Je weet dat wel op voorhand, maar toch. Moederen, het raakt je tot in je allerdiepste zijn. Ik ben niet meer dezelfde sinds die twee kereltjes uit mij zijn gekomen. Je wordt overrompeld door de instant verliefdheid, de constante zorg die een deel van je leven wordt, de eeuwige twijfel over de juiste aanpak, de pieken en dalen van het ene moment ze fantastisch vinden en het andere moment ze naar de maan verwensen (en je daar even later dan weer schuldig over te voelen).

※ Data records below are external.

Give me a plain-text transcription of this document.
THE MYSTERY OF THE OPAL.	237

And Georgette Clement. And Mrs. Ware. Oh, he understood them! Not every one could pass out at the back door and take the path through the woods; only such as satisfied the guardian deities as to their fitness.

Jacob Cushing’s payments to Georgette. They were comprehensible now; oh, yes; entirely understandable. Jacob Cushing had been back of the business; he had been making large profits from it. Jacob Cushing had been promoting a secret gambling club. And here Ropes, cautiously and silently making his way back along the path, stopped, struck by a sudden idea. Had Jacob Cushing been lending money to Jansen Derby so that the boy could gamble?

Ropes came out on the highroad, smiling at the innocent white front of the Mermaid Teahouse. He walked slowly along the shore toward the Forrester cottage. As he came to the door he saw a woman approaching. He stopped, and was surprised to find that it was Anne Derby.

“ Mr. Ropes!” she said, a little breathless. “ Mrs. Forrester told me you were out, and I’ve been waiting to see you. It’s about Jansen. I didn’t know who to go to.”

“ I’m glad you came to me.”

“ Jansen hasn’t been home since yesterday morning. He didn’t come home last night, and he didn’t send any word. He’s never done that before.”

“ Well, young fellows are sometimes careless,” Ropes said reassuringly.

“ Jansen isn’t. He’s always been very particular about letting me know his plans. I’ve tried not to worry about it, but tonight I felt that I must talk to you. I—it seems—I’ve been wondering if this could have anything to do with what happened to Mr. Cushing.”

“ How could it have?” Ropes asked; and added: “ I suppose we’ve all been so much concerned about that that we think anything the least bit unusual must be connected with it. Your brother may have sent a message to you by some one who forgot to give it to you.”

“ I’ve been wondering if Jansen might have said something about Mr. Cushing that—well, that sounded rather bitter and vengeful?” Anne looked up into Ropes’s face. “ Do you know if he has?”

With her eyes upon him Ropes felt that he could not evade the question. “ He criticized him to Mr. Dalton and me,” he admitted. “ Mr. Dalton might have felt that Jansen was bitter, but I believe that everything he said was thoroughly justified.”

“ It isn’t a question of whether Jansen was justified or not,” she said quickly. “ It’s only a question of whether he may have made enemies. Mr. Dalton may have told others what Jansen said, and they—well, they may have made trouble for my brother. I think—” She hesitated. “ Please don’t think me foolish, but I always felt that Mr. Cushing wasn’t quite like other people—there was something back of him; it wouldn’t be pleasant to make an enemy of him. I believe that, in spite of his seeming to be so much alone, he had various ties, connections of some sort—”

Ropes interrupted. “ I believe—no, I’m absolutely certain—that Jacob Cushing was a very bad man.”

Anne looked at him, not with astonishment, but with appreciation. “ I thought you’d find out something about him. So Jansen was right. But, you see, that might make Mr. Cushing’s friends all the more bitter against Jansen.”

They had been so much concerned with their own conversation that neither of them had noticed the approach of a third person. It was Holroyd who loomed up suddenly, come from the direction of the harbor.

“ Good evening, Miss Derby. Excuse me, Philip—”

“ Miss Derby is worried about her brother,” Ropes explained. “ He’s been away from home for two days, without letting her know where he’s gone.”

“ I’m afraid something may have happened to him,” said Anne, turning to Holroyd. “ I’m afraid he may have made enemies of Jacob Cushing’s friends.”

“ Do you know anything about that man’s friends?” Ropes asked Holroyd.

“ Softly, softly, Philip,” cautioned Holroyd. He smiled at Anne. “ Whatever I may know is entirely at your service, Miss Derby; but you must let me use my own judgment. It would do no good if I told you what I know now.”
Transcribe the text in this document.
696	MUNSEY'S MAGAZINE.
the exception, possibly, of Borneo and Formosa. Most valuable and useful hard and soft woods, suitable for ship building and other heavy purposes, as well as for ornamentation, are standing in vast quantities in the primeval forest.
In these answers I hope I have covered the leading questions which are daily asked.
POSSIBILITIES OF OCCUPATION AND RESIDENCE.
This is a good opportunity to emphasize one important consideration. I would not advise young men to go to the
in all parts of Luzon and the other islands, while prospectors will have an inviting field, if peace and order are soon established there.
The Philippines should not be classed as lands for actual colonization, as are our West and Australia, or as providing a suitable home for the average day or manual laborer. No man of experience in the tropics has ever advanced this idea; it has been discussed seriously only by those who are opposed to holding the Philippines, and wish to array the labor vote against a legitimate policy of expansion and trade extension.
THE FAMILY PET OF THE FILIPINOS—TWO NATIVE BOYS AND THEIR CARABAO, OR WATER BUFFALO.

Allemaal te verwachten …
Maar je hebt ook de (voor mij althans) verrassende veranderingen. Ik ben nu bijvoorbeeld “een bleiter”. Ik heb nog amper controle over mijn tranen. Ze duiken te pas en te onpas op. Alles wat me raakt, positief of negatief, komt zowat duizend keer harder en intenser aan dan bij mijn vroegere kinderloze ik.
De rolverdeling was nochtans duidelijk: superman was “den bleiter” en ik diegene die een beetje met hem zat te lachen omdat hij weer door het een of het ander met van die waterige ogen zat. Sinds ik moeder ben, zitten we dus samen te bleiten. Ik heb zo’n vaag vermoeden dat de controle over mijn waterlanders tijdens mijn zwangerschappen naar de placenta verhuisd is, en dus ook bij het medisch afval terecht is gekomen. Of zou het iets met de rechter hersenhelft te maken hebben?